Haemophilus haemolyticus was detected and quantified by qPCR specific for the H. haemolyticus hpd gene (Hh-hpd) using a variation of the method of Latham et al.42. Each 20 µl reaction contained PowerUp SYBR Green Master Mix (Applied Biosystems, UK), 300 nM of Hh-hpd F and Hh-hpd R primers. PCR was performed on a 7500 Fast Real-Time PCR System (Applied Biosystems, UK) using the manufacturer’s recommended cycling conditions.
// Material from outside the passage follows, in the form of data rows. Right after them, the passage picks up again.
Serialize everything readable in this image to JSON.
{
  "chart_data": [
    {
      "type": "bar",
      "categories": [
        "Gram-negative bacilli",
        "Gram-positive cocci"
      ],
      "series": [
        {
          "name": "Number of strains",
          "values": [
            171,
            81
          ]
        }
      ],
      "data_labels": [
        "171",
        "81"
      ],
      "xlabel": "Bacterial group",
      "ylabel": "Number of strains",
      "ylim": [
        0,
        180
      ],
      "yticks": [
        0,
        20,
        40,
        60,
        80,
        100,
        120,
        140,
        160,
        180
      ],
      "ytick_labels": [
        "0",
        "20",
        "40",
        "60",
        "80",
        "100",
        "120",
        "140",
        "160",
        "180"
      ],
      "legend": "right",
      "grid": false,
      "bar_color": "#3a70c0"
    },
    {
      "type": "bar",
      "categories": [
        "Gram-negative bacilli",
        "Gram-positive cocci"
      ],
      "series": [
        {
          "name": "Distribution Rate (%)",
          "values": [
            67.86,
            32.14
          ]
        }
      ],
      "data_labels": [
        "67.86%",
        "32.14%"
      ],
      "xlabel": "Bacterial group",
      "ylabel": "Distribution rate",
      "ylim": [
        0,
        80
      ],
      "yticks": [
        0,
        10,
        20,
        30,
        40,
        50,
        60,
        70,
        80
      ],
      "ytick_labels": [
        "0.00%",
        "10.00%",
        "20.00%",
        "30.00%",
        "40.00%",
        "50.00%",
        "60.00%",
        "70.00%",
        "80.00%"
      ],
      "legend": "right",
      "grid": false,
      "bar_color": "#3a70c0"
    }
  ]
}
Ct values were converted to DNA concentrations using a standard curve of purified H. haemolyticus (NCTC10659) genomic DNA spanning 10 to 10000 genome copies/µl. The H. haemolyticus genomic DNA was prepared using the QIAsymphony SP automated instrument (QIAGEN), quantified using the Qubit dsDNA BR Assay Kit (Life Technologies, Paisley, UK) and converted to genome copies/µl using a value of 2.0fg/genome.